One hundred fifty million Americans spend more than half of their waking hours each day at work. It makes sense that more lives will be saved by having AEDs in workplaces of all types. The Red Cross states that wherever groups of people gather, the risk of an SCA is likely.
Who can buy an AED?
U.S. Food and Drug Administration regulations state that in order to buy an AED, a doctor’s prescription is needed. Once the AED is purchased, the majority of states have a requirement for a medical director or medical oversight, but this varies by state.
Who should be trained to use an AED?
Proper training in CPR and AED are two crucial parts of successfully helping someone survive an SCA. Having more well-trained people in the workplace can help save lives.
Why not wait for EMS?
A victim’s best chance for survival is if CPR and defibrillation occur within 4 minutes of the collapse. Many times an EMS crew’s response time is longer due to congested streets or simply distances that the crews need to travel in rural areas. Also, not all emergency medical agencies are equipped with AEDs.
Some other important AED facts are these:
• It is not possible to give an unnecessary shock while using an AED. If the need for a shock isn’t detected, no impulse can be released and the device will indicate that CPR should be started.
• It is safe to use an AED on metal surfaces as long as the defibrillator’s electrodes aren’t allowed to come in contact with the metal surface.
• AEDs can be used in the rain and snow provided that neither the victim nor rescuer is in a puddle of water.

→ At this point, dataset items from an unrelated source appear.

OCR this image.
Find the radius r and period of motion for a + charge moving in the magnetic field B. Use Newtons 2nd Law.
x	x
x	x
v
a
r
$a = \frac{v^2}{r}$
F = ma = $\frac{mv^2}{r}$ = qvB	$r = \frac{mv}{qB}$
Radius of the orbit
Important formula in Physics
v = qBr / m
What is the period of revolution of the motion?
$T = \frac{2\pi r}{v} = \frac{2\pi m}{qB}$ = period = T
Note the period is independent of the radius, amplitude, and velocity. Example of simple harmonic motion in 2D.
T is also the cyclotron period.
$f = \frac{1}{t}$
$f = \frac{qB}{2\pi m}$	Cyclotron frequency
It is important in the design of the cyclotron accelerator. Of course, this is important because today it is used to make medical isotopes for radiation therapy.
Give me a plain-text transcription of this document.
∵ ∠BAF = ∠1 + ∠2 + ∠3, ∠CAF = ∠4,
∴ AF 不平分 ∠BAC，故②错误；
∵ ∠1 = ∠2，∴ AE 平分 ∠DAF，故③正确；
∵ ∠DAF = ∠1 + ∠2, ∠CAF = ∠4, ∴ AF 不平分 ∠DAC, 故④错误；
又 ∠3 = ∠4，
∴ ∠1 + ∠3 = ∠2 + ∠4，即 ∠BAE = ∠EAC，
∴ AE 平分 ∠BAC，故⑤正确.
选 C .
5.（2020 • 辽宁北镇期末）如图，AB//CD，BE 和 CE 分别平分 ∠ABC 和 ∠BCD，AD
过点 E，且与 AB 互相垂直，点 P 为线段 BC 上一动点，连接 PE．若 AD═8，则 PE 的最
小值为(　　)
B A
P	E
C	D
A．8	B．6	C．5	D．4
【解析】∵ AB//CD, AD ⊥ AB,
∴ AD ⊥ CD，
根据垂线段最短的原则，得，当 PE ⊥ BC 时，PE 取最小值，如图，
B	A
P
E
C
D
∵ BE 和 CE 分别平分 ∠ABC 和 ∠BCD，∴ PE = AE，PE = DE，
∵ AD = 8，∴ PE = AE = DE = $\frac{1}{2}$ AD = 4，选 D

A situation arose in late 2011 that helps to illustrate just how important AEDs are at the worksite. An employee became pinned under a trenching machine that he’d been operating. The employee got off of the machine and was caught between the machine and the ground. The vehicle came to rest on top of the employee when the blade ran into a small curb pinning him to the ground. The weight of the machine rested on top of the victim.
Coworkers witnessed the accident and sprang into action, removing the machine from the employee and administering first aid and CPR, and using an AED that was available on site. The quick action of the other workers and their first aid, CPR and AED training literally saved this individual’s life. There is no question that this type of training is expensive to a company, but when faced with a situation like this, the benefits are truly immeasurable.
Diane Kelly is a safety specialist with Intec, Waverly, Pa. Intec is AWCI’s safety consultant.